Al-Jadaan said the plan was a “great opportunity” and that there was a “significant international commitment” to support the people of Palestine to bring prosperity and opportunities.

“You need political commitment, you need clear transparency, you need predictability for the private sector to join, you need the rule of law … and you want to make sure that there is proper governance in place,” he said. 

The UAE’s Minister of State for Financial Affairs Obaid Humaid Al-Tayer said "we should give this initiative a chance."

Earlier, Jared Kushner discussed the initiative with the former British prime minister Tony Blair, who insisted there still must be a two-state solution to the conflict.

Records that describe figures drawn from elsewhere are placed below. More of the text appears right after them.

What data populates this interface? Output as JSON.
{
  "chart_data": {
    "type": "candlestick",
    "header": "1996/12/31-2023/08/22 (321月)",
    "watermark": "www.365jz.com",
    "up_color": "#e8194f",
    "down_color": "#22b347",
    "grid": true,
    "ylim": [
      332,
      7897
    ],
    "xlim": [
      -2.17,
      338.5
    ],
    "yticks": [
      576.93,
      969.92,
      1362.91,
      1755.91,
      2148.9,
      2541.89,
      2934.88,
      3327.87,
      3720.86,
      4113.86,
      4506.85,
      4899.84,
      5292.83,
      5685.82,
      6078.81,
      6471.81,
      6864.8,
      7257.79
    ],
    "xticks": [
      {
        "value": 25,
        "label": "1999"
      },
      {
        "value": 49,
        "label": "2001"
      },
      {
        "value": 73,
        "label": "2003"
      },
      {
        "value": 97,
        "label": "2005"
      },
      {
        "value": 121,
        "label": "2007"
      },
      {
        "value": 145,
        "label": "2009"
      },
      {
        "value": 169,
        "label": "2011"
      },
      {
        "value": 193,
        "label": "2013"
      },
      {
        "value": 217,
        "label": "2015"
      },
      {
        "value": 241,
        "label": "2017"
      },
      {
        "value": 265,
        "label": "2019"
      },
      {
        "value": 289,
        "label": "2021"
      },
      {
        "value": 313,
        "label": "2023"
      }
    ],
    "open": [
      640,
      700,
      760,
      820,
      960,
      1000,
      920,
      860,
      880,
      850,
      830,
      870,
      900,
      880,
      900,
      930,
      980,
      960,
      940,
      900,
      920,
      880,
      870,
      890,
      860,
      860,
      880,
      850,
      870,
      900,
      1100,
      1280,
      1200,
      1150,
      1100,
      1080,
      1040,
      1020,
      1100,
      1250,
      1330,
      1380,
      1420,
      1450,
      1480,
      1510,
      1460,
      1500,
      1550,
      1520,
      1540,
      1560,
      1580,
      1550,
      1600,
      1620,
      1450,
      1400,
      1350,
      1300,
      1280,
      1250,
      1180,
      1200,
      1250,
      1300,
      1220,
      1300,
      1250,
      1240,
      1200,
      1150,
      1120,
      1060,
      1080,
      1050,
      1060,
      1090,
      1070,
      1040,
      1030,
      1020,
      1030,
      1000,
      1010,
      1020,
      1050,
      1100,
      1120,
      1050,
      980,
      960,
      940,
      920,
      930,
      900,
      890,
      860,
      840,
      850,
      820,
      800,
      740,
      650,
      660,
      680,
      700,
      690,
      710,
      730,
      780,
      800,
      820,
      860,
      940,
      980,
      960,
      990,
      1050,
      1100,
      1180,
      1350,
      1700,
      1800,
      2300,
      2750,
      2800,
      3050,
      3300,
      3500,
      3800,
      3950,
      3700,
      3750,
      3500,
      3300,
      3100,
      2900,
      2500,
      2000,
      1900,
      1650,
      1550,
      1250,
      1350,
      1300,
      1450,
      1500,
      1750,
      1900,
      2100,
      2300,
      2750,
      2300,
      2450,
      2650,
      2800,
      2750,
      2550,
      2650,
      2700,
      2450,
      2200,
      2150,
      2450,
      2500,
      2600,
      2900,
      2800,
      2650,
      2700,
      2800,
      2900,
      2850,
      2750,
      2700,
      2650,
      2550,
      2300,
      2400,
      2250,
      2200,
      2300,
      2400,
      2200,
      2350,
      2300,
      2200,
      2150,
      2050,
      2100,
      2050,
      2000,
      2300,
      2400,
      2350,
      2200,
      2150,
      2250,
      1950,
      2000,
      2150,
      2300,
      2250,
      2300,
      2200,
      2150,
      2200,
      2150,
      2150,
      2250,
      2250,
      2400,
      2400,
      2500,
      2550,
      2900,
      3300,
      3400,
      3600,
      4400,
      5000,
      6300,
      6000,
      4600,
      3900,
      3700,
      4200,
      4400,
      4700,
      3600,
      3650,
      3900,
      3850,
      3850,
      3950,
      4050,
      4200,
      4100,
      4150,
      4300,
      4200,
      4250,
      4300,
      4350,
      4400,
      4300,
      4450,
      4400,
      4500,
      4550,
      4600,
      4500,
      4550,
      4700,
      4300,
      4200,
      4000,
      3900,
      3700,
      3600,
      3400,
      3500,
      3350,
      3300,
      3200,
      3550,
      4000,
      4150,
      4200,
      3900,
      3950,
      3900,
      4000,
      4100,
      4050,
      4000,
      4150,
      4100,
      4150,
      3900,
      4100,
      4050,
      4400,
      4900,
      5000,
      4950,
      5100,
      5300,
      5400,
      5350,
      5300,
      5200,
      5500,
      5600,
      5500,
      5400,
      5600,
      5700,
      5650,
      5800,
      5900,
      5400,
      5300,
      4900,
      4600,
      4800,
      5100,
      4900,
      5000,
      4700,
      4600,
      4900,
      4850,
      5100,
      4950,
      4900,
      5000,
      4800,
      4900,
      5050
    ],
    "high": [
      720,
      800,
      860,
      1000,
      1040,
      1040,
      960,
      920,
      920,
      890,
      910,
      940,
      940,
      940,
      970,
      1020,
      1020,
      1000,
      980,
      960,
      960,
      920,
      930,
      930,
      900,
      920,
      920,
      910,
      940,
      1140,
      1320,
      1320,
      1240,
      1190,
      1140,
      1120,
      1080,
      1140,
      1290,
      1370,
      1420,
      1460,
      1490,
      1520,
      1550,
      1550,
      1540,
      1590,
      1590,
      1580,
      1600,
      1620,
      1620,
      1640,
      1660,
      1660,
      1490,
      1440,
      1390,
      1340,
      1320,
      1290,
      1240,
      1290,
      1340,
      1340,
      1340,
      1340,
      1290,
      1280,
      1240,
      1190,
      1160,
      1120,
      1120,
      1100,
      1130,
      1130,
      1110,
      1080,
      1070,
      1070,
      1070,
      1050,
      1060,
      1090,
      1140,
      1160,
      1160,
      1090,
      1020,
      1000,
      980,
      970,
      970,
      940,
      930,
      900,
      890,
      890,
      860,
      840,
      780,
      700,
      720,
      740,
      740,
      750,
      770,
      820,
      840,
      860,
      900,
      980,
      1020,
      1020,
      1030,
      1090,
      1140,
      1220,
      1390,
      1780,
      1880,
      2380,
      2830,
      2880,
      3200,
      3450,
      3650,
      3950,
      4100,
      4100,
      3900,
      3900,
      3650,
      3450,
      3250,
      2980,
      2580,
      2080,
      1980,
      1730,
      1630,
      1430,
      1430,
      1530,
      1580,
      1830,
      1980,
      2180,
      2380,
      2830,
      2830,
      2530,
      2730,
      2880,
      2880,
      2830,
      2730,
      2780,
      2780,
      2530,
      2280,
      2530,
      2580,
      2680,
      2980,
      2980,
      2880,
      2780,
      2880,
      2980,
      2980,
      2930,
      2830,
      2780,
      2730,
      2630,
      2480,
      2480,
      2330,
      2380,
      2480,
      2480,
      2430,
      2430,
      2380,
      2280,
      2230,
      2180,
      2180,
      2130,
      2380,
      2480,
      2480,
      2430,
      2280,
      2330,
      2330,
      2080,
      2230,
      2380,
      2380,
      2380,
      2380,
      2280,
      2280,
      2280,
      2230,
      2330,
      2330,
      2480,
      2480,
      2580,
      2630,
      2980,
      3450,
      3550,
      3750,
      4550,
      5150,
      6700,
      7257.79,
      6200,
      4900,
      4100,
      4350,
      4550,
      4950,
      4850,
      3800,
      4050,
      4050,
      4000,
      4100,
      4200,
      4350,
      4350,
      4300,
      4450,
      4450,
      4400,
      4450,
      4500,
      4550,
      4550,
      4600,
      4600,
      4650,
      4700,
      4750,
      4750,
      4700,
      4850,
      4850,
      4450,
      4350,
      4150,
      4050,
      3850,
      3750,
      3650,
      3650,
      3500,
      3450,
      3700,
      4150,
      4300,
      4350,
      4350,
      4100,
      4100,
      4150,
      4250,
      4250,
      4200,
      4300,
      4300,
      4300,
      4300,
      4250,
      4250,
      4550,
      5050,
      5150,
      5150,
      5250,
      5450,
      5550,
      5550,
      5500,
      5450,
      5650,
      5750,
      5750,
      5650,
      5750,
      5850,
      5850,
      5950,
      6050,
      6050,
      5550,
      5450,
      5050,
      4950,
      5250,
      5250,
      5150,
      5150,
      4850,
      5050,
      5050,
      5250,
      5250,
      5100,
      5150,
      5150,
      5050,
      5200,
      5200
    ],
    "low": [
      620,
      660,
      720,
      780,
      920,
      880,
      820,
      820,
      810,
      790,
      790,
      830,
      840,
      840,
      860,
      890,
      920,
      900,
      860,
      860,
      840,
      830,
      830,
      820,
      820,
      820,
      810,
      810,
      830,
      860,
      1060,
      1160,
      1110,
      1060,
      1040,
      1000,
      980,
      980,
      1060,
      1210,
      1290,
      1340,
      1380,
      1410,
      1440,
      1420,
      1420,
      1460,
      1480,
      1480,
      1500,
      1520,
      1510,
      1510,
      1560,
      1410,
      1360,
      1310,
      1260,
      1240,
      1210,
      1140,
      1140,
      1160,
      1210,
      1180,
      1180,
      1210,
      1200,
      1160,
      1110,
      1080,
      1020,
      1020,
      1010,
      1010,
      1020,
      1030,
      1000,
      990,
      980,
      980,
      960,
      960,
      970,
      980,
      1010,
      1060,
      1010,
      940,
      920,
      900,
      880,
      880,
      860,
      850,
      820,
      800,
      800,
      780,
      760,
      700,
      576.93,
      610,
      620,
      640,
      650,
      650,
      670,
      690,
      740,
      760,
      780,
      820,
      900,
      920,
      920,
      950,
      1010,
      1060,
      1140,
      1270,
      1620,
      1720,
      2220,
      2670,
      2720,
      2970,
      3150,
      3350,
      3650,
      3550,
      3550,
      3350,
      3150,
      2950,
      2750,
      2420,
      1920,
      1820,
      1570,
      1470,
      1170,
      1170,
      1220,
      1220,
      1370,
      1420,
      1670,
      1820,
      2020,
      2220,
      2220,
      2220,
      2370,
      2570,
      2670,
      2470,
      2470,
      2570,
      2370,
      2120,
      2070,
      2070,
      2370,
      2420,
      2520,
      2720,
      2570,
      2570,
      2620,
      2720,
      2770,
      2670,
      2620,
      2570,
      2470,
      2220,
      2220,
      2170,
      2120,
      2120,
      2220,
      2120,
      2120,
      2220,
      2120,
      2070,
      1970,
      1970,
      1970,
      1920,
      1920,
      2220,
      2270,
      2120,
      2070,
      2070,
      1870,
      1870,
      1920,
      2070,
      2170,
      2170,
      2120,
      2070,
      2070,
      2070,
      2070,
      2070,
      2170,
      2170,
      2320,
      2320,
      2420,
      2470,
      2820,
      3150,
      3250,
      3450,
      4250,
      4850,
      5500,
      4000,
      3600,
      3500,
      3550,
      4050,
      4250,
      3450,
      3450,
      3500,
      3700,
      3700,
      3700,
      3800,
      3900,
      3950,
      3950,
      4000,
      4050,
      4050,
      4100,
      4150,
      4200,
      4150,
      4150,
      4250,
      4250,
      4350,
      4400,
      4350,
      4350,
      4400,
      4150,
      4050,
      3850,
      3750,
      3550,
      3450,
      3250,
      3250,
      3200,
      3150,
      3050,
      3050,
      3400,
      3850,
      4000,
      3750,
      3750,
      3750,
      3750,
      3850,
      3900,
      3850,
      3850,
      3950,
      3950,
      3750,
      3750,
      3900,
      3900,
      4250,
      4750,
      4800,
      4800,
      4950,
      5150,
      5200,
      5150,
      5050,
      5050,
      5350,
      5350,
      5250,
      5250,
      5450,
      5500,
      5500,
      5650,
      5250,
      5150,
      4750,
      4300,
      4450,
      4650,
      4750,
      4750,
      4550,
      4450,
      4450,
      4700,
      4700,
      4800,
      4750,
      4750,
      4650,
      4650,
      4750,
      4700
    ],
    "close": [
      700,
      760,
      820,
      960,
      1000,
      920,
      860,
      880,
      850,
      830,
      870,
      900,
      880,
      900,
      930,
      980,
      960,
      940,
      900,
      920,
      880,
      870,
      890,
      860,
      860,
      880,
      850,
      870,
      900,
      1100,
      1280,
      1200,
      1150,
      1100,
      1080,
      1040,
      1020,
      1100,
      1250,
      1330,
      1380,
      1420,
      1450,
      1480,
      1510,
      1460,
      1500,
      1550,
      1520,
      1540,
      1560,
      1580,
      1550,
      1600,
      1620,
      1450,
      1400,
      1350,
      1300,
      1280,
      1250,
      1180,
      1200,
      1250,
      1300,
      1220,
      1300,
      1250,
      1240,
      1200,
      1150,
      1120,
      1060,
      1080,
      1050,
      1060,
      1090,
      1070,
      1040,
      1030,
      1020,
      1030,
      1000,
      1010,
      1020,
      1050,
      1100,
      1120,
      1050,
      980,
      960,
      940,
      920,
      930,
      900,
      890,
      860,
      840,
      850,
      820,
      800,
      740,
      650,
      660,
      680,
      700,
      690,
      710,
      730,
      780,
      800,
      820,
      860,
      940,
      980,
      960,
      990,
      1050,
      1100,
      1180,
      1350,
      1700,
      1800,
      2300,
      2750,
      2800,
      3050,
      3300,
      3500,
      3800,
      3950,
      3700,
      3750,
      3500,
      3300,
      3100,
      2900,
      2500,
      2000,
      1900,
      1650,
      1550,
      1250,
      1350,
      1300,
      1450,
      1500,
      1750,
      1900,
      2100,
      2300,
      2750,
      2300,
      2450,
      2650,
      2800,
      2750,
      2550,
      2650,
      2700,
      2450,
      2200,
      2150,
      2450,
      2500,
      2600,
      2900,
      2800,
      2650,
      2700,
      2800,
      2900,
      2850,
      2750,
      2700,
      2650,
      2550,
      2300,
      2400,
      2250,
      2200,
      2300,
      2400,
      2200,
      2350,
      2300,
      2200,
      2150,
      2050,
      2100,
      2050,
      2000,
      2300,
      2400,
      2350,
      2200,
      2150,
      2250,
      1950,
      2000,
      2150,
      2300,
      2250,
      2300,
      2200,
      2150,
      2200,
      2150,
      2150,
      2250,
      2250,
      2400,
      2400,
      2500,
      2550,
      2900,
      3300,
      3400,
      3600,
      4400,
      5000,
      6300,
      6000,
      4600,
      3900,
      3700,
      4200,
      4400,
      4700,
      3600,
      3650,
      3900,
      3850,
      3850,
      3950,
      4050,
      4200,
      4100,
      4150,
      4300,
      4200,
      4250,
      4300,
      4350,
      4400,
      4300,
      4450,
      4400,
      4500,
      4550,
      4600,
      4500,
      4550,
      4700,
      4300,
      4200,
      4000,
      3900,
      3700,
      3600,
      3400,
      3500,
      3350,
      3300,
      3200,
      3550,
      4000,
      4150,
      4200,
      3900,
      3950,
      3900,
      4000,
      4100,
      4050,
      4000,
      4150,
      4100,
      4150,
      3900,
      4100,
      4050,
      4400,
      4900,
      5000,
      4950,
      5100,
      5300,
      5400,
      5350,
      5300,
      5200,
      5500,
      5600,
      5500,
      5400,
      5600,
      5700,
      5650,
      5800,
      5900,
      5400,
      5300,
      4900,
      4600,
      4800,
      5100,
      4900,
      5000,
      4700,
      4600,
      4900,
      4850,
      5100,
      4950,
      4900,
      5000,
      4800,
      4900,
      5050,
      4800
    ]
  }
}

The White House has not said it backs the principle, and the political element of its plan has not yet been revealed.

"It's absolutely foolish to believe you can have economics without sound politics, but it's likewise completely futile to think politics will work without economics buttressing it," Blair told the gathering.

The foreign minister of Bahrain also reiterated the need for a two-state solution but said the plan was an "opportunity not to be missed".

"I think if we take this matter seriously it could be a very important game-changer," Sheikh Khalid bin Ahmed Al-Khalifa said.

In an earlier panel, Arab News Editor-in-Chief Faisal J. Abbas said the initiative “will definitely require a lot of work but it is definitely achievable.”

Bahrain’s Labor Market CEO Osama Al-Absi, told the panel, entitled Empowering the People, “we must look at how post-war economies were built” in order to make the plan work.

International Monetary Fund managing director, Christine Lagarde, said generating economic growth in conflict-riven countries can be a struggle.

The IMF puts unemployment at 30 percent in the West Bank and 50 percent in Gaza, which has suffered years of Israeli and Egyptian blockades and recent foreign aid cuts and sanctions by the Palestinian Authority, Hamas' rival in the Israeli-occupied West bank.

"Gaza right now is feeling a lot of pain because of bad leadership and the sanctions that have been imposed on them because of it," Kushner said. "So the question that (Hamas)leadership has to ask themselves is...do they hate their neighbour in Israel more than they love their citizens and their people?"

The 179 proposed infrastructure and business projects in the plan include a $5 billion transportation corridor to connect the West Bank and Gaza, which has been floated before and stalled for lack of underlying political or security agreements.

Palestinian businessman Ashraf Jabari, chairman of the Palestinian Business Network, told the gathering it is difficult to build an economy with a "siege and unstable situation".

"Frankly, we demand an independent Palestinian state on the territories occupied by Israel in 1967," said the businessman from Hebron who has co-founded a trade group to boost business between Palestinians and Israeli settlers."